A l’origine : une simple demeure, qu’un des propriétaires habilla de tours en brique lui donnant l’allure d’une demeure noble, au bout d’une allée plantée d’arbres que les années ont rendue somptueuse.
Dans cette propriété de 8,5 ha, M. Andron était régisseur, chargé de l’entretien du terrain et des bâtiments. LÃ , aux vacances, la Caisse d’Allocations Familiales de Paris acueillait une cinquantaine d’enfants. « Des mioches de 4 à 6 ans, souvent issus de familles désunies. Certains pleuraient encore leur mère ». M. Andron s’en souvient, le cœur fendu. Ces gosses, il les aimait.
Et les enfants le sentaient. Ils avaient un grand besoin d’amour. Certains d’entre eux ne voulaient plus quitter la colo ... sur-tout quand ils sentaient que, à la maison, ils étaient de trop. « Une fois, une jeune femme est venue chercher sa fillette. Elle l’a poussée sans affection dans le fond de la voiture, à côté d’un gros chien qui lui faisait peur. J’ai failli intervenir ! » dit Robert Andron.
Les enfants s’adaptaient assez vite à cette vie de colo, d’autant plus que « nous les laissions visiter, s’éclater. Les éducateurs et le personnel maintenaient une atmosphère d’affection et de vie de famille. Chacun était attentif aux enfants, surveilant, du coin de l’oeil, ceux qui pouvaient sembler malheureux ».
Il y avait bien sûrdes éducateurs. Il fallait loger les enfants, les nourrir, les laver, les habiller, les occuper pendant un mois. Aucun enfant ne s’est plaint d’un geste déplacé à son égard. Il y avait une monitrice, Odile, que les enfants adoraient au point que, la pauvre, elle avait bien du mal à prendre son jour de congé hebdomadaire.

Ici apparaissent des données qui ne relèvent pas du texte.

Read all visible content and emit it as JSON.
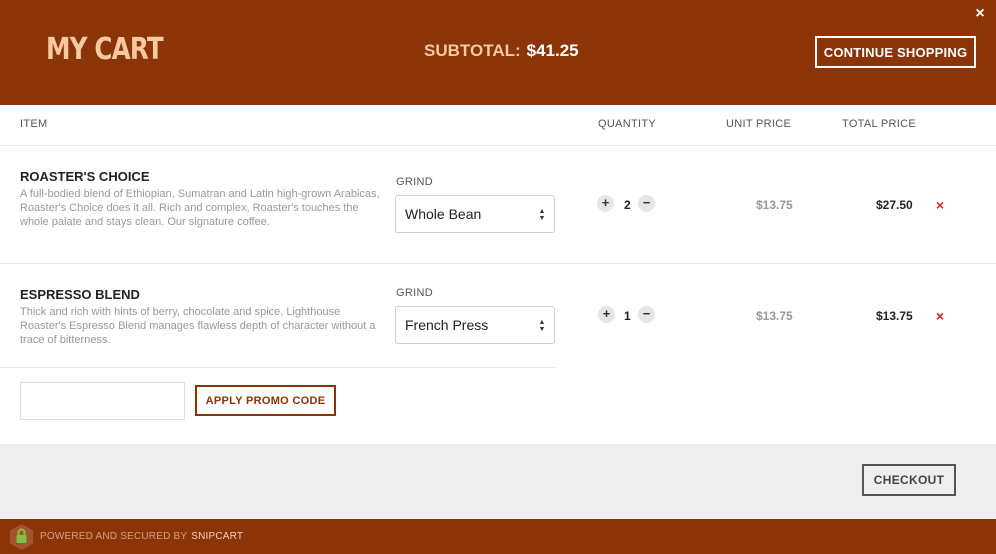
{
  "header": {
    "title": "MY CART",
    "subtotal_label": "SUBTOTAL:",
    "subtotal_value": "$41.25",
    "continue_label": "CONTINUE SHOPPING",
    "close_glyph": "×"
  },
  "columns": {
    "item": "ITEM",
    "quantity": "QUANTITY",
    "unit_price": "UNIT PRICE",
    "total_price": "TOTAL PRICE"
  },
  "items": [
    {
      "name": "ROASTER'S CHOICE",
      "description": "A full-bodied blend of Ethiopian, Sumatran and Latin high-grown Arabicas, Roaster's Choice does it all. Rich and complex, Roaster's touches the whole palate and stays clean. Our signature coffee.",
      "grind_label": "GRIND",
      "grind_value": "Whole Bean",
      "quantity": "2",
      "unit_price": "$13.75",
      "total_price": "$27.50"
    },
    {
      "name": "ESPRESSO BLEND",
      "description": "Thick and rich with hints of berry, chocolate and spice, Lighthouse Roaster's Espresso Blend manages flawless depth of character without a trace of bitterness.",
      "grind_label": "GRIND",
      "grind_value": "French Press",
      "quantity": "1",
      "unit_price": "$13.75",
      "total_price": "$13.75"
    }
  ],
  "controls": {
    "plus": "+",
    "minus": "−",
    "remove": "×",
    "select_arrows": "▲▼"
  },
  "promo": {
    "placeholder": "",
    "button_label": "APPLY PROMO CODE"
  },
  "checkout": {
    "label": "CHECKOUT"
  },
  "footer": {
    "powered_text": "POWERED AND SECURED BY",
    "brand": "SNIPCART"
  },
  "colors": {
    "brand_brown": "#8a3408",
    "title_peach": "#f7c9a1",
    "remove_red": "#e02020",
    "lock_green": "#7dc242"
  },
  "icons": [
    "close-icon",
    "plus-icon",
    "minus-icon",
    "remove-icon",
    "select-arrows-icon",
    "lock-icon"
  ]
}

« Mon épouse et moi, nous étions chargés d’embaucher le personnel de service : cuisinières, lingères, femmes de ménage, filles de salle, etc ». L’entretien c’était 2400 mètres de haies, 300 arbres centenaires, des prairies et aires de jeux, les réfectoires, les dortoirs, la pompe du système sanitaire, la chaudière etc . « Pas de jour de repos, pas de samedi-dimanche. En plus de l’entretien, je faisais les courses pour la maison, j’organisais des kermesses, des jeux. Je perdais 8 kg l’été mais j’étais content ! » dit M. Andron.
La maison de singe
De nombreux souvenirs lui reviennent : l’anesse ’Pâquerette’, sauvée de l’abattoir, qui faisait la joie des petits Parisiens, avec sa fille ’Josette’. « Nous les attelions avec une calèche pour promener les enfants » Quand Paquerette est morte, Josette a suivi rapidement. « Nous avons alors acheté un poney mais nous avons dû nous en débarrasser : il était trop imprévisible pour les enfants ».
Et la « maison de singe » ? Elle était construite avec le bois récupéré sur des palettes de transport, sur un arbre, pas trop haut, avec une petite échelle pour y accéder ! L’occasion de devenir Tarzan sans trop de risques.
Il y avait des petits vélos pour les enfants, des balançoires, des crayons de couleur, des livres à colorier et un bassin en béton, face au château. « J’y mettais de l’eau chaude de temps en temps ». Il y avait des pique-niques, des feux de camp, des chants accompagnés à la guitare. Une liberté que ne connaissent plus les centres de loisirs actuels, trop enserrés dans des règlements de sécurité. « Ma hantise : les accidents éventuels. Nous en avons eus, un bras cassé par exemple, mais rien de grave. Deux mois avec 50-55 gosses, c’est long et j’étais content de les renvoyer sans blessure à leurs parents ».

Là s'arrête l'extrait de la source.